Has, by this post, put a full period to his son John's wooing.…

Terry Foreman  •  Link

"Ormonde [h]Has, by this post, put a full period to his son John’s wooing."

"John Butler, 1st Earl of Gowran (1643–1677) was a British peer. The son of James Butler, 1st Duke of Ormonde and his wife, Elizabeth, was created 1st (and last) Earl of Gowran. He never married and the title died with him."…

Ruben  •  Link

..."Believe it or not, it was once possible to grow up believing that virtually nobody cheated on a spouse"..."Maybe by 2011 you'll consider infidelity O.K."
From a good article by Robert Wright in today's The New York Times.
See: http://opinionator.blogs.nytimes.…
How times change and mores become diluted or stronger, philandering included.

cape henry  •  Link

"...and not sold, according to the King’s order on the 17th..." We have come to see, since the great to-do over Sandwich's prize, that this is a complicated and contentious set of issues. Being about money, of course it would be, and this open dispute between Batten and Ashley underscore the nature of the risk in the risk/reward equation of prizes. It will be interesting how this may percolate.

CGS  •  Link

"...How times change and mores become diluted or stronger, philandering included..."
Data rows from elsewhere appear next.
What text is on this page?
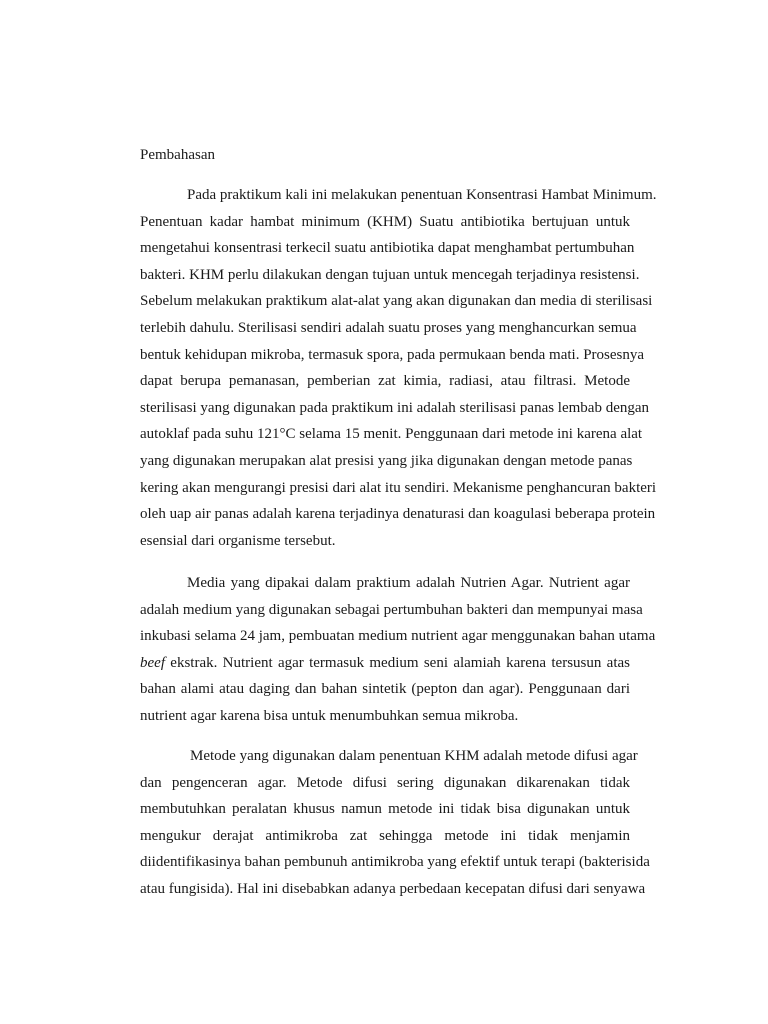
Pembahasan
Pada praktikum kali ini melakukan penentuan Konsentrasi Hambat Minimum.
Penentuan kadar hambat minimum (KHM) Suatu antibiotika bertujuan untuk
mengetahui konsentrasi terkecil suatu antibiotika dapat menghambat pertumbuhan
bakteri. KHM perlu dilakukan dengan tujuan untuk mencegah terjadinya resistensi.
Sebelum melakukan praktikum alat-alat yang akan digunakan dan media di sterilisasi
terlebih dahulu. Sterilisasi sendiri adalah suatu proses yang menghancurkan semua
bentuk kehidupan mikroba, termasuk spora, pada permukaan benda mati. Prosesnya
dapat berupa pemanasan, pemberian zat kimia, radiasi, atau filtrasi. Metode
sterilisasi yang digunakan pada praktikum ini adalah sterilisasi panas lembab dengan
autoklaf pada suhu 121°C selama 15 menit. Penggunaan dari metode ini karena alat
yang digunakan merupakan alat presisi yang jika digunakan dengan metode panas
kering akan mengurangi presisi dari alat itu sendiri. Mekanisme penghancuran bakteri
oleh uap air panas adalah karena terjadinya denaturasi dan koagulasi beberapa protein
esensial dari organisme tersebut.
Media yang dipakai dalam praktium adalah Nutrien Agar. Nutrient agar
adalah medium yang digunakan sebagai pertumbuhan bakteri dan mempunyai masa
inkubasi selama 24 jam, pembuatan medium nutrient agar menggunakan bahan utama
beef ekstrak. Nutrient agar termasuk medium seni alamiah karena tersusun atas
bahan alami atau daging dan bahan sintetik (pepton dan agar). Penggunaan dari
nutrient agar karena bisa untuk menumbuhkan semua mikroba.
Metode yang digunakan dalam penentuan KHM adalah metode difusi agar
dan pengenceran agar. Metode difusi sering digunakan dikarenakan tidak
membutuhkan peralatan khusus namun metode ini tidak bisa digunakan untuk
mengukur derajat antimikroba zat sehingga metode ini tidak menjamin
diidentifikasinya bahan pembunuh antimikroba yang efektif untuk terapi (bakterisida
atau fungisida). Hal ini disebabkan adanya perbedaan kecepatan difusi dari senyawa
Times have not changed, it just yo's yo's, it is a cycle, which version of living is judge as the ideal?
Only 10% be visible at any given time to any given group.. The good? and the bad? for us to see if we want.
The Literature shows that there is a certain percentage that behave at one extreme, then it is flip sides turn to balance out the failure.
We are always enamored by those that we deem to be leaders [ug] and they be the ones show us a leading version of the lifestyles.
We only see a small fraction of what 7.5 Billion 'omo's erectus/sapeiens behaviours. and we disguard all info that does not match our narrow ideas, be what they may.

No sex begets no future generation, too much begets a diseased future, the future is generated by those somewhere in the moderate group.